A major tenant will be Wal-Mart, which is building a 184,000-square-foot Supercenter, the county’s only such facility. Wal-Mart will close its existing store on Crain Highway and shift all personnel to the Supercenter when it’s completed in early 2008.

Other tenants include a 138,000-square-foot Lowe’s, a 135,000-square-foot Sam’s Club, a 96,000-square-foot Kohl’s and a much smaller Rite Aid pharmacy.

The second phase of opening Quarterfield Crossing calls for Lowe’s and Kohl’s to open by the end of November, with Wal-Mart and Sam’s Club slated to open early next year, Mr.
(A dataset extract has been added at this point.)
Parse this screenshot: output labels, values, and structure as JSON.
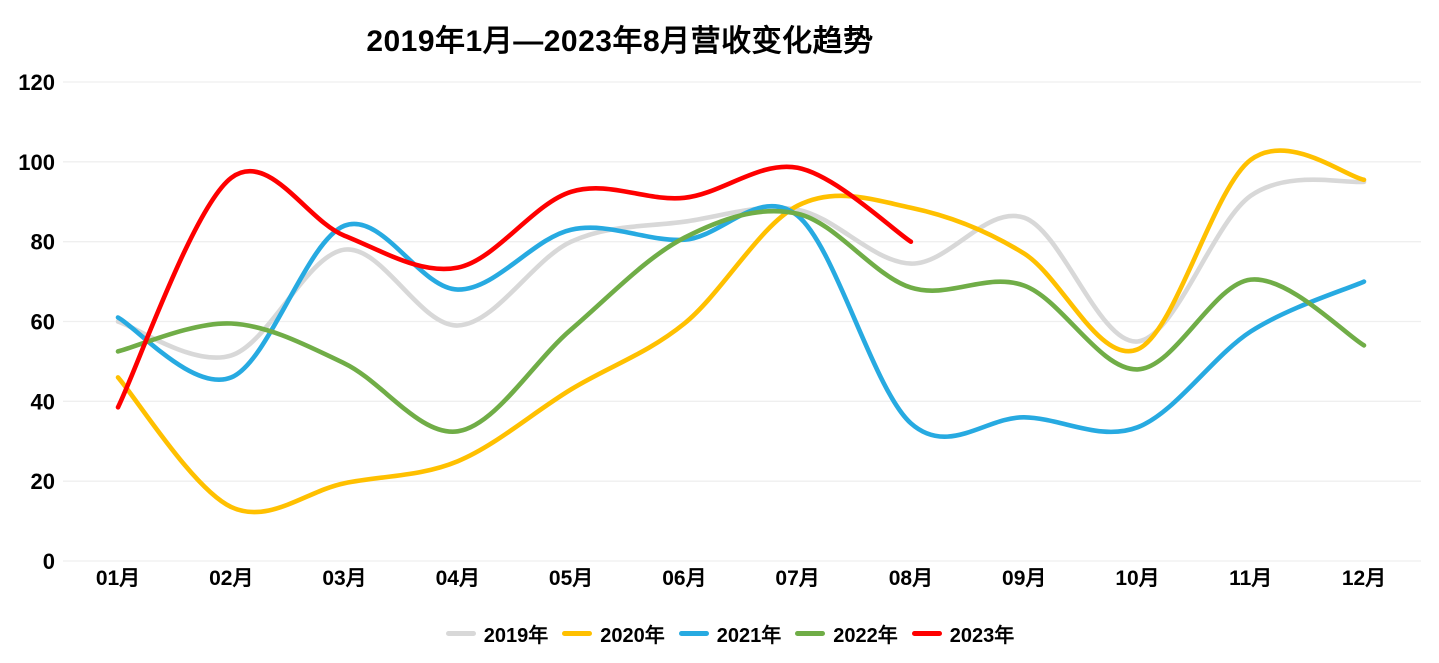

Guy said.

Details about the third and last phase are still being finalized, but it’s likely to involve the construction of restaurants, office buildings and a hotel behind the major stores, he said.

The whole project is being funded and managed by Quarterfield Partners, a joint venture of Osprey, Koch & Associates and the Baldwin family, which owns Reliable Contracting in Millersville.

The venture was formed because all three groups owned part of the land needed for the project and wanted it to go forward, said Patricia Baldwin, treasurer of Reliable Contracting.

The company is responsible for performing all site work at Quarterfield Crossing, though each tenant hires its individual contractors to do building work, Ms. Baldwin said.

Quarterfield Partners submitted site plans for the project two years ago to the county, but zoning and permitting issues have taken somewhat longer than expected to address.

“Certainly things have come up that we’ve had to deal with,” Mr. Guy said. “But nothing has happened that’s dramatic or newsworthy.”

Once the first two phases are complete, traffic in the area will skyrocket, but Mr. Guy took a conservative view of the project.

“I think it’ll be a big draw, but it’s near Arundel Mills,” he said. “That’s certainly bigger.”